The evolution of arthroscopic instrumentation and techniques has established hip arthroscopy as a mainstay of treatment for FAI [39]. Correction of the impingement deformity has been demonstrated to be equivalent to open surgical dislocation [65, 66]. Arthroscopy also has been shown to have equal to or better outcomes than open methods with minimal exposure-related morbidity and fewer complications [44]. In a study of 47 athletes with FAI, Nho et al. demonstrated a significant improvement in hip functional outcome and a 79 % rate of return to play at a mean of 9.4 months post-operatively. Philippon et al. [43] report high patient satisfaction and 100 % return to play at an average of 3.8 months in 28 professional hockey players who underwent arthroscopic treatment of FAI. Byrd and Jones [67] report return to previous level of competition in 95 % of professional athletes and 85 % of collegiate athletes among 116 athletes studied.
Labral Tears
Labral tears are common in athletes with hip pain and are a leading indication for hip arthroscopy [22, 41]. Athletes who participate in sports that require repetitive pivoting or deep hip flexion such as ice hockey, soccer, dance, and football are at increased risk [1, 10, 38, 68, 69]. Isolated acute traumatic labral tears in a structurally normal hip are uncommon but may result from a subluxation event or severe pivoting force [70]. More commonly, an underlying structural abnormality such as FAI, hip dysplasia, capsular laxity, or hip hypermobility predisposes the labrum to injury [69, 70]. In a recent study of 1,076 patients with FAI, more than 90 % were found to have labral tears during arthroscopy [50].

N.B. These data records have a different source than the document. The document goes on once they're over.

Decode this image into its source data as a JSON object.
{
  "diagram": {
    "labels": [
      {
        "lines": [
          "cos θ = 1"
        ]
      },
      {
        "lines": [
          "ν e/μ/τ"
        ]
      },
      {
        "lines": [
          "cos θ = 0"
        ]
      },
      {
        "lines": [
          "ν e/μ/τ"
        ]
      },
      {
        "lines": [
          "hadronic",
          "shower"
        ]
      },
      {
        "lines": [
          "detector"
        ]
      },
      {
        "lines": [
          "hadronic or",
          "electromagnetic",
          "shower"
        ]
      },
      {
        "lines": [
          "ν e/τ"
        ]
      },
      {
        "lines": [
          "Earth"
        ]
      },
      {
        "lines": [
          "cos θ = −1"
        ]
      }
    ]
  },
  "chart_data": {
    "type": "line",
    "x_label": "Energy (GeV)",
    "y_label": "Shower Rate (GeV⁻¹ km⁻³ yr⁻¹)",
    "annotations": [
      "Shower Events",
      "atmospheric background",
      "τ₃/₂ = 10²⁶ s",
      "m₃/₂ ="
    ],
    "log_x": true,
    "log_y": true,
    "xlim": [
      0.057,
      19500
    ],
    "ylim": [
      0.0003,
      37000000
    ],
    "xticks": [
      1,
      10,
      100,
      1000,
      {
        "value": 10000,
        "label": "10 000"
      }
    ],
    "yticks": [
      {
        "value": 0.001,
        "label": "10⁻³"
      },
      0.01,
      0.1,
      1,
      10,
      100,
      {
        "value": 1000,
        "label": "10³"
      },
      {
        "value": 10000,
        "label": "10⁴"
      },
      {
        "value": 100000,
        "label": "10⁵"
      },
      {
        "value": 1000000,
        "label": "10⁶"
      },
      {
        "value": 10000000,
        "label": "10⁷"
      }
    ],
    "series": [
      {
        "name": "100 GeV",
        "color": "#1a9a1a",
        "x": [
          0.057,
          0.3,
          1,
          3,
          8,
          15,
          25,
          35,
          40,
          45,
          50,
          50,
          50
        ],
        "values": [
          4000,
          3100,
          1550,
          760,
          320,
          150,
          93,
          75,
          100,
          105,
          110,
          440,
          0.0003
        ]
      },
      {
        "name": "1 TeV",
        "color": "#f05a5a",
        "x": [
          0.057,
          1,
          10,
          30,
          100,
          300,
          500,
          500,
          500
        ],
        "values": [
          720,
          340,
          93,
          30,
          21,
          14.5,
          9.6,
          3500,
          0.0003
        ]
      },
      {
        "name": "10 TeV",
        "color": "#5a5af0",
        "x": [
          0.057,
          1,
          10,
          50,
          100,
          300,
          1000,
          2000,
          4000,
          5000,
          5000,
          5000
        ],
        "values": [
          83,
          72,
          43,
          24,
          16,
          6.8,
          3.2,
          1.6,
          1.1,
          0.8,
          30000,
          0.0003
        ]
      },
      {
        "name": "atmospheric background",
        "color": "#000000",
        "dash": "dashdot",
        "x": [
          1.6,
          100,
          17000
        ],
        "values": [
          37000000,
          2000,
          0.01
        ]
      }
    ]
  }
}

Groin pain with associated mechanical symptoms is a hallmark of labral injury [10]. The athlete may correlate onset of pain to a specific traumatic injury but frequently symptoms develop insidiously with episodic activity-related exacerbations [1]. The presentation is variable and often concomitant symptoms from secondary conditions such as adductor or iliopsoas tendinitis obscure the diagnosis [1]. Physical examination will demonstrate an irritable hip with positive impingement signs. Motion abnormalities suggest underlying FAI or acetabular dysplasia. Reproducible clicking with hip rotation may indicate an unstable labral tear, but this finding may also be present with an incidental extra-articular cause such as a snapping iliopsoas tendon.